И в самом деле, первым, кто позволил себе представить, что эти Катерины – одна и та же женщина, оказался романист, русский писатель, символист и спирит Дмитрий Сергеевич Мережковский в романе 1901 года «Воскресшие боги: Леонардо да Винчи». По Мережковскому, Катерина была круглой сиротой шестнадцати лет, крестьянской дочерью, прислуживавшей в 1451 году в деревенской гостинице Анкиано, куда сер Пьеро, явившийся зарегистрировать договор о передаче прав на маслобойню, зашел выпить. После рождения ребенка у совсем юной еще Катерины не было молока, поэтому она выкормила Леонардо молоком козы из Монт-Альбано, а затем вверила его бабушке и дедушке, из чьего дома он, однако, частенько убегал в деревню навестить мать, вышедшую замуж за Аккаттабригу. Через много лет, оставшись вдовой, состарившаяся Катерина приехала к Леонардо в Милан. Именно с ней связаны скупые записи 1493 года и список расходов на погребение; сыну она привезла в подарок две домотканые холщовые рубахи и три пары чулок из козьей шерсти, которые связала сама.

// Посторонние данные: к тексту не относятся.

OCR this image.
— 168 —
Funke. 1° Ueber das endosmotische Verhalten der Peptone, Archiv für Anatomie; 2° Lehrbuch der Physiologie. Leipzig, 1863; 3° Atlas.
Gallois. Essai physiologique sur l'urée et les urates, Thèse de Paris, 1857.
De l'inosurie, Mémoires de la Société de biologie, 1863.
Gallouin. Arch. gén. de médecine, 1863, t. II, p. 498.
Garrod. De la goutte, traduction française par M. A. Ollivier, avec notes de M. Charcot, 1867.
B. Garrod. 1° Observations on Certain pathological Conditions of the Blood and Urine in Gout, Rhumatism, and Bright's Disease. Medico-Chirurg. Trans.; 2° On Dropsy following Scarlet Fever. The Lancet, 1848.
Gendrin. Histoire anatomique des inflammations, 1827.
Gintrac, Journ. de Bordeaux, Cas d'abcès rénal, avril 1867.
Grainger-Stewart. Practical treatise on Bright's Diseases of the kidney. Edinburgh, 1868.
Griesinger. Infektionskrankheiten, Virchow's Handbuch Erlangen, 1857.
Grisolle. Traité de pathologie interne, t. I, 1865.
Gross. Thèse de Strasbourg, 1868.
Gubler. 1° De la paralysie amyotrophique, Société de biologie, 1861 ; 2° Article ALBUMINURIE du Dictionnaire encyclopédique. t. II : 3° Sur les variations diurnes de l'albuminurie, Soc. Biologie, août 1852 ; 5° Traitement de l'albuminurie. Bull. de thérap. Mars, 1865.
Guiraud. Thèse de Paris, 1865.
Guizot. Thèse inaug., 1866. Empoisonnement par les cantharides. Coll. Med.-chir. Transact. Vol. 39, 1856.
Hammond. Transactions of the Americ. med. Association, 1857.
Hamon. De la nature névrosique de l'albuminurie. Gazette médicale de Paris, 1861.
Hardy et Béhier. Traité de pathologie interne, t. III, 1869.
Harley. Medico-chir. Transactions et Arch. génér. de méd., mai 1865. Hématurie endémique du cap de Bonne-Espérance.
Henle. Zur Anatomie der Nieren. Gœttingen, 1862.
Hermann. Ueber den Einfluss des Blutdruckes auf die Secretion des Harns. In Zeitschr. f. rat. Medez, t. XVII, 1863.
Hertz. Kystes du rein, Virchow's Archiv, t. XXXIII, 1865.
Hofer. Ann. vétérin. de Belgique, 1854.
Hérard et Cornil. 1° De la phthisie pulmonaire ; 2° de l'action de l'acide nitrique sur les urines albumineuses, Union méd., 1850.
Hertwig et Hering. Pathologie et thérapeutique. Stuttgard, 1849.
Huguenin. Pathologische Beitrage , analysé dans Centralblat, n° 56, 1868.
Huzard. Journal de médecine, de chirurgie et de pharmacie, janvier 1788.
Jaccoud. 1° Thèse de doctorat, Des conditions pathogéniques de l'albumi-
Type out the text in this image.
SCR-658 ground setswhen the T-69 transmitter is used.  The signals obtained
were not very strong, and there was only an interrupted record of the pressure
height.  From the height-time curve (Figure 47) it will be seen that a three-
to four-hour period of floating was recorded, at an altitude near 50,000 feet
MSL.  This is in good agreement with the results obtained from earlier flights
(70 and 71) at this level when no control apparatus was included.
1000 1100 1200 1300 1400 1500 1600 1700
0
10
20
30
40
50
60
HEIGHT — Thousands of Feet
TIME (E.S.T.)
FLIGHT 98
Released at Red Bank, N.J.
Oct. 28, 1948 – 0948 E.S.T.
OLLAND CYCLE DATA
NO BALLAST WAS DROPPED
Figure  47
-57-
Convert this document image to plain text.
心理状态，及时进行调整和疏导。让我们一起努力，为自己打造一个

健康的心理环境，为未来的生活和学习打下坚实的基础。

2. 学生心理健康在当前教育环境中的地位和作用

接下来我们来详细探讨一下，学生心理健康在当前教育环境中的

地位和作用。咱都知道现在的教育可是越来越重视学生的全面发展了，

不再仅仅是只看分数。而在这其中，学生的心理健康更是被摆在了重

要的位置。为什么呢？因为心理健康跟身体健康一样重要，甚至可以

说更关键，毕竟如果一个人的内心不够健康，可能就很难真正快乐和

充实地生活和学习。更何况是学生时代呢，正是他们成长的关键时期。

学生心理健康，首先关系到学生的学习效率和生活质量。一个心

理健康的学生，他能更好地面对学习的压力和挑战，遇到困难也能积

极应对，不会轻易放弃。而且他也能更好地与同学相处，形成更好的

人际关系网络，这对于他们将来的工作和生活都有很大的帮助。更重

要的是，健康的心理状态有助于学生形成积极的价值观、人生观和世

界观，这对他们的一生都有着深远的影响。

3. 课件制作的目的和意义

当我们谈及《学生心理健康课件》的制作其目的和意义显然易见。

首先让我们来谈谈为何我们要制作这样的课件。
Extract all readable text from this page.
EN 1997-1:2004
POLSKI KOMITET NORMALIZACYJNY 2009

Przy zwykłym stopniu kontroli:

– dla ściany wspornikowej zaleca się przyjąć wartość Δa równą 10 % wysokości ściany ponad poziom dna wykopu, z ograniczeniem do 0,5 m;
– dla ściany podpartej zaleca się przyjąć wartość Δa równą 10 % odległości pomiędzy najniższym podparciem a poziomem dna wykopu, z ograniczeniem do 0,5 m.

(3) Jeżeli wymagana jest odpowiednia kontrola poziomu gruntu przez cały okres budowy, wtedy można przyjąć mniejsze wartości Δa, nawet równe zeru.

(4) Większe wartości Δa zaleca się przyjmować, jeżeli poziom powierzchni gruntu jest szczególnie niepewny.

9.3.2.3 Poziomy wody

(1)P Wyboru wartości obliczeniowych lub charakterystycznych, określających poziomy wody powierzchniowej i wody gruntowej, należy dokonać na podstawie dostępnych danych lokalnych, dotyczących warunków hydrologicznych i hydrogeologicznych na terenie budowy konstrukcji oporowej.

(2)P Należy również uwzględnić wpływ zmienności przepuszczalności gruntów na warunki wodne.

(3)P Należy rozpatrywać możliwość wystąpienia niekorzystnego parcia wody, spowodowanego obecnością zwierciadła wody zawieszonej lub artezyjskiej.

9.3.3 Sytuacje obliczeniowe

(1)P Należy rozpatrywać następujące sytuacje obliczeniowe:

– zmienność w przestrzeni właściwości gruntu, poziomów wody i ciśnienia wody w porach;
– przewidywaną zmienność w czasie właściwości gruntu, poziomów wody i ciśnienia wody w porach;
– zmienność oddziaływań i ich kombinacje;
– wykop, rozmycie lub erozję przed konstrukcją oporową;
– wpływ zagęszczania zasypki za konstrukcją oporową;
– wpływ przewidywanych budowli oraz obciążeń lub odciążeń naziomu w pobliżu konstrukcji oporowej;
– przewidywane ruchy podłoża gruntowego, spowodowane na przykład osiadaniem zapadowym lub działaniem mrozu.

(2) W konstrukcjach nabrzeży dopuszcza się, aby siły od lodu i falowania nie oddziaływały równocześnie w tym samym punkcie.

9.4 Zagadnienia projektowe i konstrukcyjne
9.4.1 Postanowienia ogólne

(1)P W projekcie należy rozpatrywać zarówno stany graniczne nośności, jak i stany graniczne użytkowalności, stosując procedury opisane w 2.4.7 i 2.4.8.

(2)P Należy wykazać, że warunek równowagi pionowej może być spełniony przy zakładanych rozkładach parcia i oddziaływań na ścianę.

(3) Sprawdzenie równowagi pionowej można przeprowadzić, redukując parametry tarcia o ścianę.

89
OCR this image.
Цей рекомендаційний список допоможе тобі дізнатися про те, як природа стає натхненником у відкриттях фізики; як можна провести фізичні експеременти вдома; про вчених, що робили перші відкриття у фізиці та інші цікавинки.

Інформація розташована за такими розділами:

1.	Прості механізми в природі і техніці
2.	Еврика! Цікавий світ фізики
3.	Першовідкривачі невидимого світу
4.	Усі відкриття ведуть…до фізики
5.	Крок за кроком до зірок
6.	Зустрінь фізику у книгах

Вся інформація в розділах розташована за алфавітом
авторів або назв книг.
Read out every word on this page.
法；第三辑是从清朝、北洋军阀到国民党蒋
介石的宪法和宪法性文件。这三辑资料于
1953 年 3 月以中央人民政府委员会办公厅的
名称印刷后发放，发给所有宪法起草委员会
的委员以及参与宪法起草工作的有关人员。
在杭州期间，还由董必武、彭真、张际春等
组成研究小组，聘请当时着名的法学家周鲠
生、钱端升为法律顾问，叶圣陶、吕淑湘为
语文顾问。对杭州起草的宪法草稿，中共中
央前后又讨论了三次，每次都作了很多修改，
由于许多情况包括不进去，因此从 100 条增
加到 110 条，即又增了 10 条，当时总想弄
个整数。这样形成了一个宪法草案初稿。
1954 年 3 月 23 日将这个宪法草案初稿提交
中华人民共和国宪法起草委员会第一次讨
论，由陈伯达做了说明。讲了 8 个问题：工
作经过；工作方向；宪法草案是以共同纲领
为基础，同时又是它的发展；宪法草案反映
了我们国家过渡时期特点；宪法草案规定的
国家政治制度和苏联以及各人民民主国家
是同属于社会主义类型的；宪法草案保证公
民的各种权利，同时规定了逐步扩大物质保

«Леонардо помнил мать как сквозь сон, – пишет Мережковский, – в особенности улыбку, нежную, неуловимо скользящую, полную тайны, как будто немного лукавую, странную в этом простом, печальном, строгом, почти сурово прекрасном лице». Смутное воспоминание об этой загадочной улыбке будет преследовать Леонардо всю жизнь. Улыбке Моны Лизы. Улыбке, зачаровавшей даже венского врача, разрабатывающего новый метод лечения истерии, названный психоанализом, некоего доктора Зигмунда Фрейда, запоем прочитавшего роман Мережковского и уже много лет увлеченного фигурой Леонардо, с которым он, вероятно, идентифицирует себя.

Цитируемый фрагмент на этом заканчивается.